By Yasmin Tayag
Like dogs to Pavlov's bell, the middle class reacts to the slightest hint of autumn chill by drooling over the Pumpkin Spice treats arriving on chalkboard menus in coffee shops nationwide. When it comes to fall flavoring, pumpkin is king, and there's no escaping its tyranny. But American taste buds have weathered food trends before. Will pumpkin's despotic reign ever end?
Probably not anytime soon, by the looks of it. Last year, American consumers bought $361 million worth of pumpkin-flavored products. And we're not just talking lattes: In addition to the usual baked goods and pie fillings, pumpkin has managed to make its way into (awful) beer, toothpaste, yogurt, and dog food. Sales of pumpkin-flavored goods have risen 79 percent since 2011, not even ten years after Starbucks debuted its infamous #PSL.
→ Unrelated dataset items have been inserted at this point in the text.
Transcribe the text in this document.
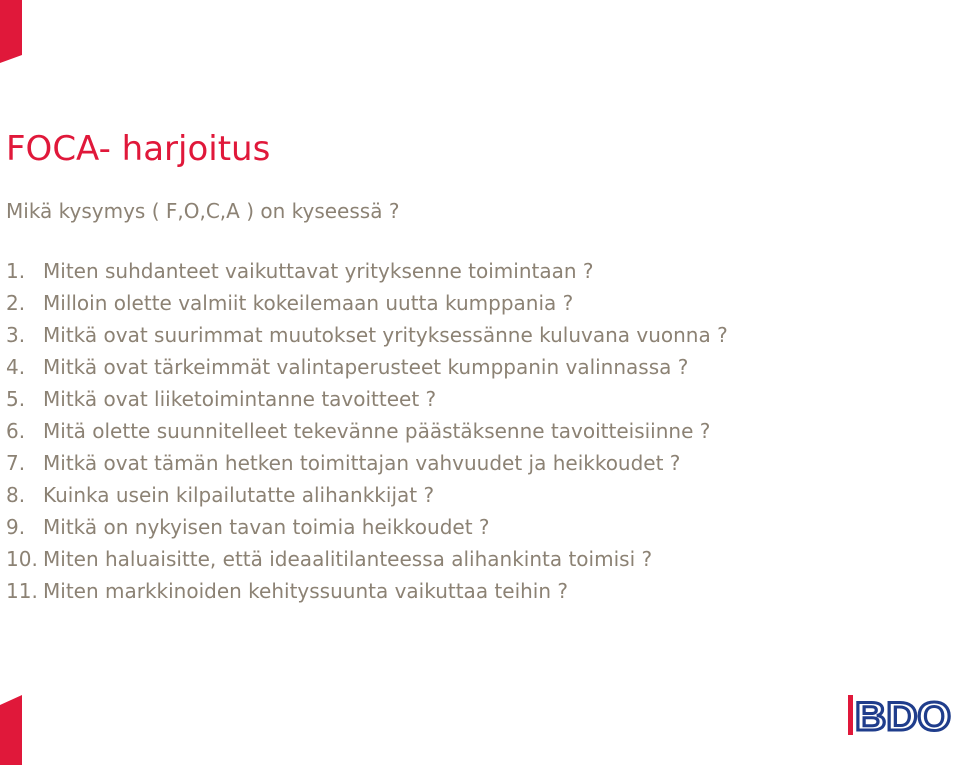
FOCA- harjoitus

Mikä kysymys ( F,O,C,A ) on kyseessä ?

1. Miten suhdanteet vaikuttavat yrityksenne toimintaan ?
2. Milloin olette valmiit kokeilemaan uutta kumppania ?
3. Mitkä ovat suurimmat muutokset yrityksessänne kuluvana vuonna ?
4. Mitkä ovat tärkeimmät valintaperusteet kumppanin valinnassa ?
5. Mitkä ovat liiketoimintanne tavoitteet ?
6. Mitä olette suunnitelleet tekevänne päästäksenne tavoitteisiinne ?
7. Mitkä ovat tämän hetken toimittajan vahvuudet ja heikkoudet ?
8. Kuinka usein kilpailutatte alihankkijat ?
9. Mitkä on nykyisen tavan toimia heikkoudet ?
10. Miten haluaisitte, että ideaalitilanteessa alihankinta toimisi ?
11. Miten markkinoiden kehityssuunta vaikuttaa teihin ?
BDO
Back in the 1900s, James Dole invented a machine that canned 100 cored, peeled, and sliced pineapples a minute, giving birth to a pineapple craze that lasted through the 1920s in the form of maraschino-jewelled upside-down cake, then considered the height of culinary elegance.
And, as more American households installed refrigerators in the 1920s, Jell-O's popularity rose. There seemed to be no end to the number of things you could do with wiggling aspic. Through the middle of the century, home chefs attempted everything from suspending vegetables to congealing coleslaw within Jell-O's crystalline walls. It took until the '70s for Americans to come to their senses -- at which point Jell-O famously hired Bill Cosby to boost lagging sales.
Even the Sex and the City-inspired cupcake trend eventually died, ground to death by a thousand straining pumps. Which is to say that trends are not timeless. It is the rare trend that becomes a tradition. Is pumpkin that exception to the rule?
Well, pumpkin is a special case. Pineapples and Jell-O were arbitrary in the sense that they had no cultural meaning before they came along. The pumpkin-autumn association, on the other hand, has been embedding itself into American consciousness ever since the Pilgrims stepped off the Mayflower. For most food trends, the relevance of the trigger -- like Sarah Jessica Parker's cupcake binges at Magnolia Bakery -- can dictate the shelf life of the related food trend. Soon enough, the refrigerator's novelty wore off. Pineapples became plebeian.
But Autumn is gonna Autumn.
In this sense, Starbucks and the rest of the pumpkin bandwagoners made a brilliant marketing move. Instead of creating entirely new associations for consumer minds to adopt, they simply took an existing one -- one with an annual trigger -- and made sure we'd never forget it again.
Last year, sales of pumpkin-flavored dog food amounted to almost $13 million. When the scent of falling leaves are in the air, do dogs look forward to their annual squashy fix? If they're trained half as well as their ever-obedient owners, there's no doubt they do.